REST Client¶
In this example we will build a REST Client that fetches data from a fictional API that we’ll build ourselves.
The purpose of this tutorial is not to teach you how to build REST APIs, but to show you how to use DataService to fetch data from them, so feel free to go ahead and run the server code below to get the API up and running.
"""Fictional API server for demonstration purposes."""
from faker import Faker
from fastapi import FastAPI
from fastapi_pagination import Page, add_pagination, paginate
from examples.api.models import User
app = FastAPI()
fake = Faker()
users = [ # create some data
User(name=fake.first_name(), surname=fake.last_name()) for _ in range(1000)
]
@app.get("/users")
async def get_users() -> Page[User]:
return paginate(users)
add_pagination(app)
This is a simple FastAPI server that serves a list of Users using page based pagination provided by fastapi-pagination.
You can run it by executing the following commands:
$ pip install "fastapi[all]" fastapi-pagination faker
$ fastapi dev api_server.py
We can now proceed to build the REST Client that will fetch data from the API.
First we define a simple User model that will hold the user details.
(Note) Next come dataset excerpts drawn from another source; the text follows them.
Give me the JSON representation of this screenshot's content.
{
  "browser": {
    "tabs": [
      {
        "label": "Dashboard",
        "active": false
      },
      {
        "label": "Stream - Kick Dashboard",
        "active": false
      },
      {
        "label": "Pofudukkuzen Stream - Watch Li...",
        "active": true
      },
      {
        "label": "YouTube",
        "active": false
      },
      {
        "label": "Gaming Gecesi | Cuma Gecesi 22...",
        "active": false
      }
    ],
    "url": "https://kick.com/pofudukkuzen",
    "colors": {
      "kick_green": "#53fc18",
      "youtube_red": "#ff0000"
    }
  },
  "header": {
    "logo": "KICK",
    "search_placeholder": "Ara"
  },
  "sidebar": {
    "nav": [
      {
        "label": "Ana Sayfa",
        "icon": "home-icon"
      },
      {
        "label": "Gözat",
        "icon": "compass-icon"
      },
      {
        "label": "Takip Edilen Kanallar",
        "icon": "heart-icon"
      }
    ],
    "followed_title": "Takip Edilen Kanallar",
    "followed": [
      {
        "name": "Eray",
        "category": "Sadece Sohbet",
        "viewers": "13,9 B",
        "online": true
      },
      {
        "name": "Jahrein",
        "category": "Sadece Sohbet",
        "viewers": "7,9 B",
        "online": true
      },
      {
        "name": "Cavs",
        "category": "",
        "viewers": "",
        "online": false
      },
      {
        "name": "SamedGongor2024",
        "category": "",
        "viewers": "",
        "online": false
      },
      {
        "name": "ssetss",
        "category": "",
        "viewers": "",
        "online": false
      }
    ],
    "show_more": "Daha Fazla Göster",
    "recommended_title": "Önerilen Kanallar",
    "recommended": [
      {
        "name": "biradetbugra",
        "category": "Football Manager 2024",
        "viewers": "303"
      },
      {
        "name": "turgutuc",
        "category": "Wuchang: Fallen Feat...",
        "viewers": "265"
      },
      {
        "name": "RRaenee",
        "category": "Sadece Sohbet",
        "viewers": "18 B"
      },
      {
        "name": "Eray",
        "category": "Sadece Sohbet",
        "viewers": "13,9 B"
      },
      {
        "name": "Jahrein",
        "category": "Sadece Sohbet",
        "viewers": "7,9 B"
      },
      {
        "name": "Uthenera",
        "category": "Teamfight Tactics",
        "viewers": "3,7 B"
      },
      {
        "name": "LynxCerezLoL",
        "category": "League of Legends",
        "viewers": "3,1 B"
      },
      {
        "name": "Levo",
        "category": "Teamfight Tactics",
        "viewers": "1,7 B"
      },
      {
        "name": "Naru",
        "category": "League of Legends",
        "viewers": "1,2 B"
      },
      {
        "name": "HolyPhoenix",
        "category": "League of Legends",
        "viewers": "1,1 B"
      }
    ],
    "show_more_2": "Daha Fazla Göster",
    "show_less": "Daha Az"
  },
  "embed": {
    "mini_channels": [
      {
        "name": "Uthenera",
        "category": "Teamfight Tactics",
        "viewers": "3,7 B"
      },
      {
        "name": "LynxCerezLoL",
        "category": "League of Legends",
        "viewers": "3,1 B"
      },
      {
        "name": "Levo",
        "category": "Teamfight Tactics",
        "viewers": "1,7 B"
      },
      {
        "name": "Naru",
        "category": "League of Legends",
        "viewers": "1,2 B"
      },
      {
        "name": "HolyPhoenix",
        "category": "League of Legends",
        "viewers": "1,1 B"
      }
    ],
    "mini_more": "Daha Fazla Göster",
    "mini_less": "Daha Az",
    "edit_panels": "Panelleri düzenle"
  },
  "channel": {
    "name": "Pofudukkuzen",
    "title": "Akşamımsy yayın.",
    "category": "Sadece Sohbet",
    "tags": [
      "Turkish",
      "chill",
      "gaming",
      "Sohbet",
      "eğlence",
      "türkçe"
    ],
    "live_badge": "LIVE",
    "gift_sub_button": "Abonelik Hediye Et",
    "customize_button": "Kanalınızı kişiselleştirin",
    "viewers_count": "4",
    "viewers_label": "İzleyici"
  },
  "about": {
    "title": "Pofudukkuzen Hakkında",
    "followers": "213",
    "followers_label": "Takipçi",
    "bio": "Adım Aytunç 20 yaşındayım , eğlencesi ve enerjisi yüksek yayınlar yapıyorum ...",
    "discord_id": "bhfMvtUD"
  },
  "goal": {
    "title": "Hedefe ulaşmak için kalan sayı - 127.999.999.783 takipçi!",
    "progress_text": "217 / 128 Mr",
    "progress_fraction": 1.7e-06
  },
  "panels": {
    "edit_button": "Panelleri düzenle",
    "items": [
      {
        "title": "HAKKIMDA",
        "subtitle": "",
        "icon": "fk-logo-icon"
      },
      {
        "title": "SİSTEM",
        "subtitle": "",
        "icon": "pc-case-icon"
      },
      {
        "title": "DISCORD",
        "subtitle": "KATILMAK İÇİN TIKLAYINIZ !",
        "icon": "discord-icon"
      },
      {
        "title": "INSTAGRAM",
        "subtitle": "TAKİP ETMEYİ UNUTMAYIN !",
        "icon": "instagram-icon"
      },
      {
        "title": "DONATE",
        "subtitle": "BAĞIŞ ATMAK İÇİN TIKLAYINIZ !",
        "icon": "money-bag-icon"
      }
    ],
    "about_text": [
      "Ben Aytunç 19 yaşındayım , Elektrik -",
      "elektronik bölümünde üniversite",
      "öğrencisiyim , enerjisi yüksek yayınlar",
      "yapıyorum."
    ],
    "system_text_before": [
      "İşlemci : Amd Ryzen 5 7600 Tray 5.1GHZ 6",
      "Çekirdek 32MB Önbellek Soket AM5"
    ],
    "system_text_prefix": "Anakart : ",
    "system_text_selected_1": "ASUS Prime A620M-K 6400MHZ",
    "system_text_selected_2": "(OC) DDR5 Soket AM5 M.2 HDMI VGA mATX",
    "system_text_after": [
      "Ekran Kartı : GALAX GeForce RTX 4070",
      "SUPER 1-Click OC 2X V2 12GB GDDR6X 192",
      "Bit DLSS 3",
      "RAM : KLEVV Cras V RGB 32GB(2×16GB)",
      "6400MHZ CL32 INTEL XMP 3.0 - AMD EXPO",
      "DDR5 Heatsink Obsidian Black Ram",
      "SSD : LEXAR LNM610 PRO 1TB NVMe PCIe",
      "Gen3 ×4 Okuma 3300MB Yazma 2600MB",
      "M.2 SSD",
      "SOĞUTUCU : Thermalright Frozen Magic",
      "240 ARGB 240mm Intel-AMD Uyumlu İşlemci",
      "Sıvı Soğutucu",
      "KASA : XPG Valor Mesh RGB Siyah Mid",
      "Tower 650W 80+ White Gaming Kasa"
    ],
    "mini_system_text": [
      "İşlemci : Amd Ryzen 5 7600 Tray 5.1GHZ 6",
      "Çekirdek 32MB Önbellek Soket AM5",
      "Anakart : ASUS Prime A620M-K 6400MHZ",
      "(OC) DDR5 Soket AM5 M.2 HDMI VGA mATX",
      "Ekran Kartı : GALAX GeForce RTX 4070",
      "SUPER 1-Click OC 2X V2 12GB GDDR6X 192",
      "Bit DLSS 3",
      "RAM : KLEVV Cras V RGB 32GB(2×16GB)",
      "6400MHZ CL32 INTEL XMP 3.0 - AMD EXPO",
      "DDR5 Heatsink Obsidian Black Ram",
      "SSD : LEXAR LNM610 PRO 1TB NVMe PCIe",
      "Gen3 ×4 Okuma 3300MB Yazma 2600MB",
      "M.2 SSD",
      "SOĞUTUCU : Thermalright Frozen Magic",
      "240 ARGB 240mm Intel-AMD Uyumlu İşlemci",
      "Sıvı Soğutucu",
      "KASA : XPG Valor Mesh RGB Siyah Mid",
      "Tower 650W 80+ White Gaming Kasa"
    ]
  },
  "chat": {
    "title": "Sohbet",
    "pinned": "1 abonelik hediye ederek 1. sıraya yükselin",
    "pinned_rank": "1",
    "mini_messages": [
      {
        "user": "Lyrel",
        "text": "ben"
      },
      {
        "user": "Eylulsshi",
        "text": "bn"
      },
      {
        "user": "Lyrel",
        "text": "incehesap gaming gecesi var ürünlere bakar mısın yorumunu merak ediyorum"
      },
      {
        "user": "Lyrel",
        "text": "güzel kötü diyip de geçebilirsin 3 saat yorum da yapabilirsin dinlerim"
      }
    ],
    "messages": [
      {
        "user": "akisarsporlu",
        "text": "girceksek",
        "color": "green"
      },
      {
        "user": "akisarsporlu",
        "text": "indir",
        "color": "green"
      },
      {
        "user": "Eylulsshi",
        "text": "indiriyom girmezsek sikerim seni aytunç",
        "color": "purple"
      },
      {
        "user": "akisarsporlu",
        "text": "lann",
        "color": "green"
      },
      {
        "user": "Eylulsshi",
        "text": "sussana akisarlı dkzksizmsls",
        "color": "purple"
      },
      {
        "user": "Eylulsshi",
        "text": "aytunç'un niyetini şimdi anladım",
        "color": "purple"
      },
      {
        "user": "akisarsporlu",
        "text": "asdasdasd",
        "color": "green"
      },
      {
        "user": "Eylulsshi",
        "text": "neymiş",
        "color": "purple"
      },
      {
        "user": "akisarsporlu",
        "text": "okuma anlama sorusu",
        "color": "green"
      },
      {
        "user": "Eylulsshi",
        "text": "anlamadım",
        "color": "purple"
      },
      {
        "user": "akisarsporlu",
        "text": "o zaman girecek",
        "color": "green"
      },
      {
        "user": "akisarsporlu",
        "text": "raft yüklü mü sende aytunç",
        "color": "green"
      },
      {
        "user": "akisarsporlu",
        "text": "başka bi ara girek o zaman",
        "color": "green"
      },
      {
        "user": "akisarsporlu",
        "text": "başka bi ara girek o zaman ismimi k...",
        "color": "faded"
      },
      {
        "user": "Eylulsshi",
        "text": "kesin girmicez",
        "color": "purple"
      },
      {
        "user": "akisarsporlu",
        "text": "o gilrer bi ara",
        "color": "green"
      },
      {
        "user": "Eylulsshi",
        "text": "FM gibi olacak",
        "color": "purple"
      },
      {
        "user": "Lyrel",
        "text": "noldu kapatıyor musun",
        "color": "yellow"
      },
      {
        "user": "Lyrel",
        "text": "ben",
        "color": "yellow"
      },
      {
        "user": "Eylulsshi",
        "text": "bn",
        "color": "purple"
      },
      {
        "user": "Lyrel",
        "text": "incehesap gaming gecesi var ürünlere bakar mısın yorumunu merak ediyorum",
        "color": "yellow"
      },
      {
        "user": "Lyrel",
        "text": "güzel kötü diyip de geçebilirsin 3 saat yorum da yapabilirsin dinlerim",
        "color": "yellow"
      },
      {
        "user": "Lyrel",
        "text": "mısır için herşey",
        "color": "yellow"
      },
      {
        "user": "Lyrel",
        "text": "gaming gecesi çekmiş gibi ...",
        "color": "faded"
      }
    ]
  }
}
We are using a simple pydantic.BaseModel instead of BaseDataItem here because we are not expecting exceptions to be raised.
Please note that the same model is used in the server code.
class User(BaseModel): # define your model
name: str = Field(..., examples=["Steve"])
surname: str = Field(..., examples=["Rogers"])
Then we define the parse_users callback that will extract the user details from the API response and yield a new User object for each user.
def parse_users(response: Response):
users = response.data["items"]
for user in users:
yield User(**user)
We then proceed by defining the paginate callback which will iterate over the total number of pages and yield a new Request object for each one.
def paginate(response: Response):
pages = response.data["pages"]
yield from parse_users(response)
for p in range(2, pages + 1):
yield Request(
url=response.request.url,
callback=parse_users,
client=response.request.client,
params={"page": p},
content_type="json",
)
We are starting from page 2 because the first page is already served by the initial request.
Finally we define the main function that will create the initial Request object and run the DataService.
Full code for the api_client example:
import logging
from dataservice import (
DataService,
HttpXClient,
Request,
Response,
ServiceConfig,
setup_logging,
)
from examples.api.models import User
logger = logging.getLogger("api_client")
setup_logging("api_client")
def parse_users(response: Response):
users = response.data["items"]
for user in users:
yield User(**user)
def paginate(response: Response):
pages = response.data["pages"]
yield from parse_users(response)
for p in range(2, pages + 1):
yield Request(
url=response.request.url,
callback=parse_users,
client=response.request.client,
params={"page": p},
content_type="json",
)
def main():
httpx_client = HttpXClient()
start_requests = [
Request(
url="http://127.0.0.1:8000/users",
callback=paginate,
client=httpx_client,
content_type="json",
)
]
data_service = DataService(
start_requests, config=ServiceConfig(**{"limiter": {"max_rate": 10}})
)
data = tuple(data_service)
for item in data:
logger.info(item)
if __name__ == "__main__":
main()
A few things to note in this example:
Each Request object is created with a content_type of json to tell the Client we are expecting a JSON response.
The paginate callback is also yielding Request objects using the params argument to build the URL for each page.
Finally, our fictional API is rate limited to 10 requests per minute, so we are using a limiter from aiolimiter.